The plans to kill two-thirds of the country’s wolves caused outrage among conservationists at home and abroad when they were announced by local predator management boards in September, with warnings the cull would be disastrous for the species.
But on Tuesday Vidar Helgesen, minister of climate and the environment, refused to sanction the cull, saying lawyers at the justice ministry had concluded it would contravene domestic biodiversity legislation and the international Bern convention.
The laws state that culling of endangered predators – there are an estimated 68 wolves in Norway – can only be granted if there is a satisfactorily documented risk of damage to livestock. This proved not to have been the case with 32 wolves from four packs in the county of Hedmark.
The other 15 animals which will still be hunted are young lone wolves which range over greater distances and are more prone to killing livestock, and environmental groups have not objected to these being culled.
“This is a great day and the best Christmas present you could wish for,” said Nina Jensen of WWF Norway. “At last the government has shown that Norwegian wolves also have protection in law.

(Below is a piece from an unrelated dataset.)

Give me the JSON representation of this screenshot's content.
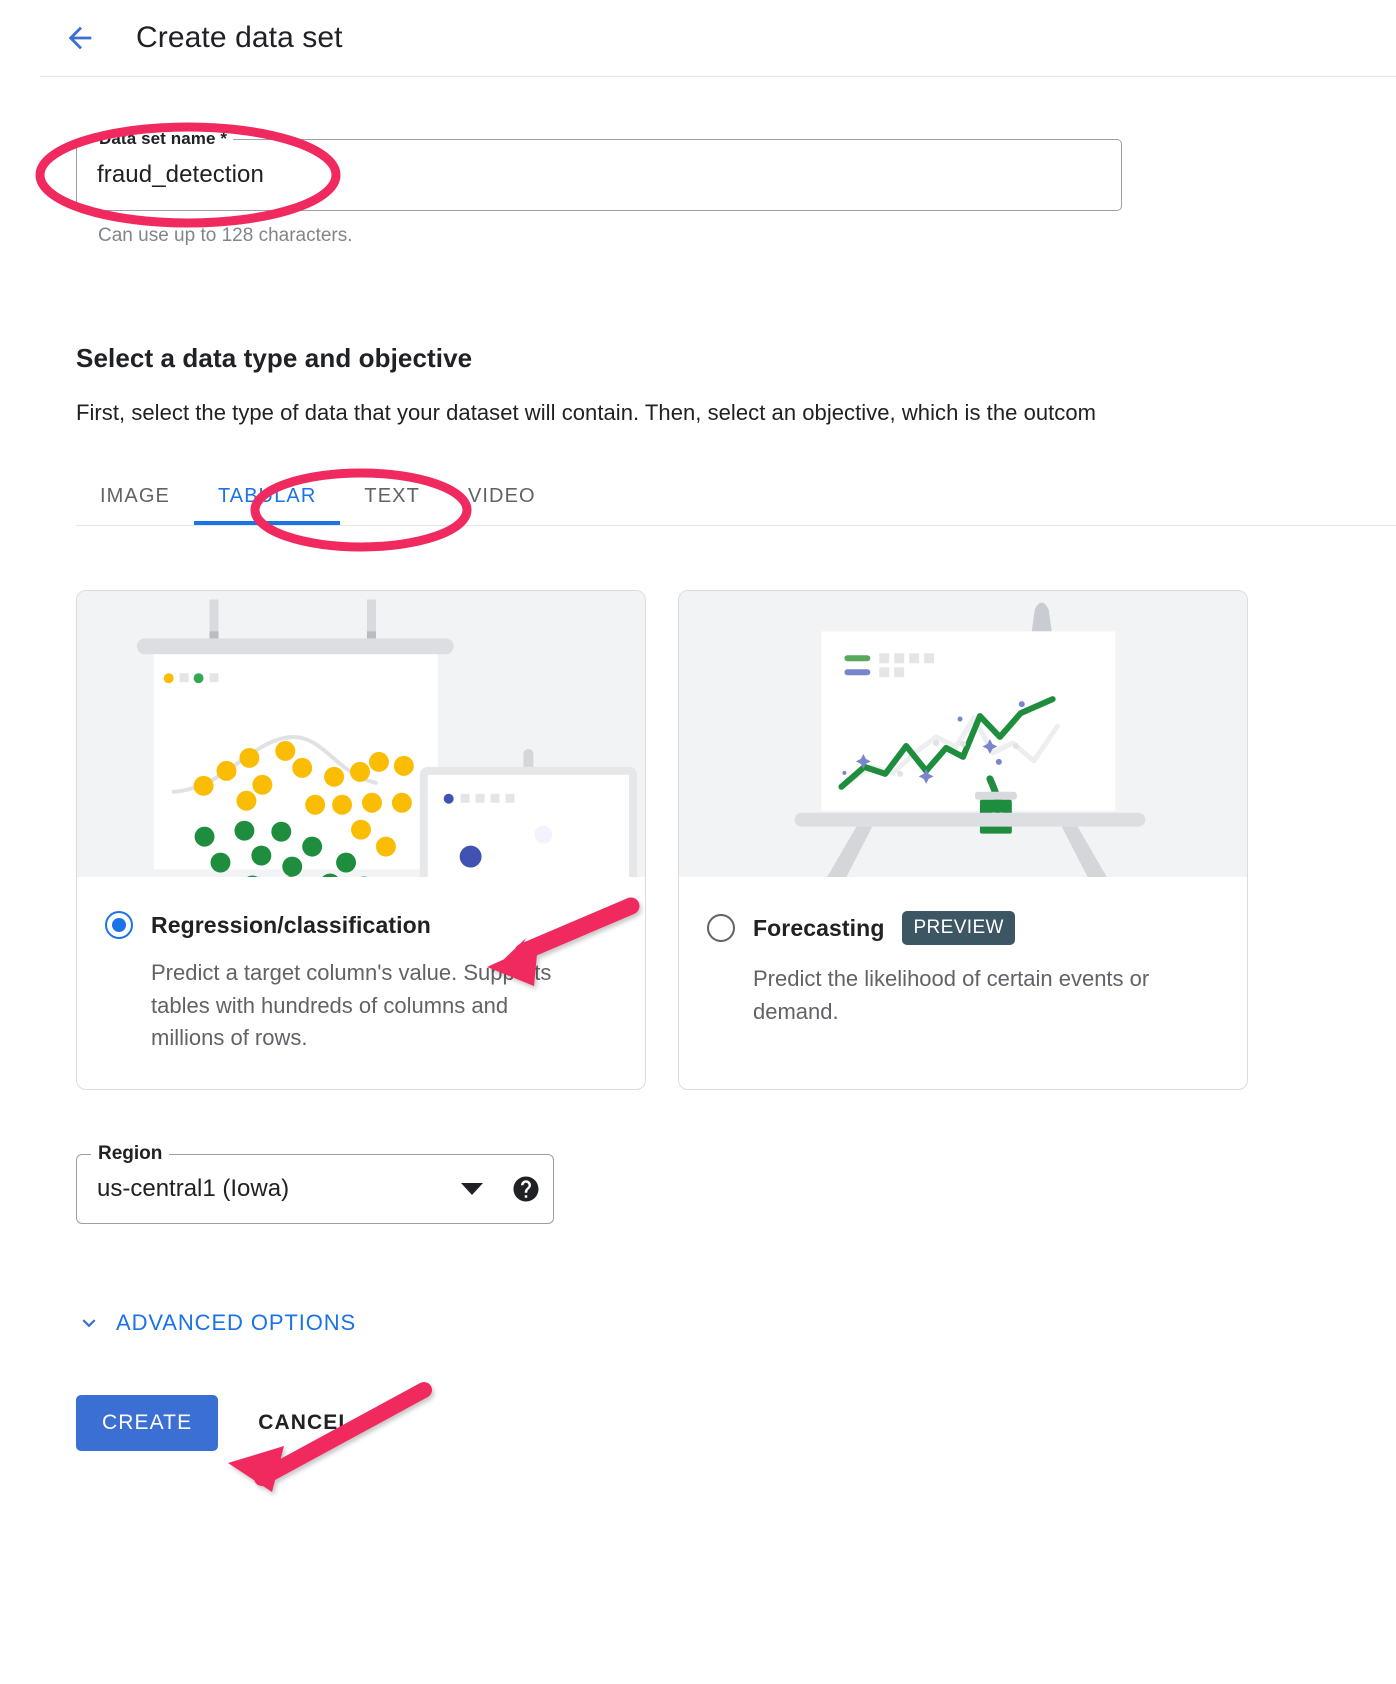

It is a protected species that is critically endangered and has a natural place in Norwegian fauna.”
Today’s pardon for the 32 wolves caused surprise among both the conservation and hunting lobbies, as the government had been expected to support the cull. More than 300 hunters who were cooperating with the police and the county governor to prepare for the hunt, due to start on 2 January, now have to put away their guns.